How much does it cost? This cost me less than 75p per person.
What are the benefits? This recipe includes at least two of your five a day, is an excellent source of fibre and is totally vegetarian friendly.
Okay, so if you’re seriously watching what you eat, a big dish of pasta loaded with cheese might not be your first choice. I get that. But with #ThisGirlEats, it’s all about making conscious decisions to choose healthier options without completely boycotting the things I love – like oodles of pasta and cheese!
There are plenty of reasons that you shouldn’t write this dish off right away. It’s made with a fresh, light tomato sauce instead of a heavy cream, and replaces meat with loads of vegetables instead. Top that off by wholewheat pasta and low fat cheese and this recipe is already a more nutritious choice.
It’s a hearty, filling recipe, but cheap to make. It’s versatile, too, made up of mostly store cupboard ingredients and all the vegetables I’ve used can be swapped for something else if you prefer.
140g Wholewheat Pasta
1 Carton of Passata
2 Medium Onions, Diced
1 Bell Pepper, Diced
5 Mushrooms, Diced
5 Cherry Tomatoes, Halved
3 Tbsp of Sweetcorn (Fresh or Frozen)
1/2 Cup of Grated Low Fat Cheddar Cheese
1/2 Cup of Grated Low Fat Mozzarella Cheese
We want this to be as packed with flavour as possible, so make sure everything about this dish is seasoned well. Salt the water for the pasta, for a start. Follow that by adding some dried garlic whilst frying off the vegetables and, once the passata is in the pan, throw in some salt, pepper, garlic flakes, dried basil, dried oregano and a pinch of chilli flakes if you fancy a kick. And, finally, before you pop your pasta bake into the oven, sprinkle a generous touch of dried oregano on top.
So, this is how I did it…
1. Stick the pasta in a pot of boiling water and cook according to packet instructions – let’s say 10-15 minutes, ish.

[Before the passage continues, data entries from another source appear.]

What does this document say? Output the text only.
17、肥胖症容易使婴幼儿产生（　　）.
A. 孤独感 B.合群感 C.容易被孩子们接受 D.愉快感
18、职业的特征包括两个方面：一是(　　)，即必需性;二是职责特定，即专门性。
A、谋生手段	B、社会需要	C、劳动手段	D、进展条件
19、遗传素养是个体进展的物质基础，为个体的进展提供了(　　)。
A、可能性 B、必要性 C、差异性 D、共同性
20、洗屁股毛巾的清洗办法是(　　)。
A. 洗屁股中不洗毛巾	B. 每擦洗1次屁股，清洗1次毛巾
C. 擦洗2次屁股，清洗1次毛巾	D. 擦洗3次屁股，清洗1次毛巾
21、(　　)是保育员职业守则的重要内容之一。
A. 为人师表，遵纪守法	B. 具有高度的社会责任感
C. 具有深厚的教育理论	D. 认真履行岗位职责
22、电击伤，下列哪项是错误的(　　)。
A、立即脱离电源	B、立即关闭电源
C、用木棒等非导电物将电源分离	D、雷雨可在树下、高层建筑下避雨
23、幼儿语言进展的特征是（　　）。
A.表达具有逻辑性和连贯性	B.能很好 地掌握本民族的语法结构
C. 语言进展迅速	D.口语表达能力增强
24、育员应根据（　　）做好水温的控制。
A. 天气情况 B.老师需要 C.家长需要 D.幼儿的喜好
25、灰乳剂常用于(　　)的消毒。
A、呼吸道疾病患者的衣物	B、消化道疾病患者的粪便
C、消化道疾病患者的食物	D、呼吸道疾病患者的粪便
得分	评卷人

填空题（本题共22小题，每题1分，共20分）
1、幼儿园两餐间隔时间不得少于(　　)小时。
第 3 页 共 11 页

2. Fry the onion and peppers for a minute or two on a pretty high heat before adding the mushroom, cherry tomatoes and sweetcorn, along with some garlic and tomato purée, for a total of 5 minutes or so. You want the vegetables to soften, but still have some texture. No-one wants a bowl of mush!
3. Pour the passata into the pan, throw in your seasoning and cook through for another 5 minutes or so on a medium heat.
4. Drain the pasta and stir into the sauce. Layer the combo in an ovenproof dish and top each layer with cheese – one layer of pasta, top with cheese, one layer of pasta, top with cheese, etc. Finish with hefty sprinkle of oregano.
5. Cook in oven on around 200°C for another 5 minutes.
6. Remove from the oven, and sprinkle over the dried oregano (and a tiny dash of parmesan if you wish, but note that this probably isn’t suitable for vegetarians) on top to finish it off.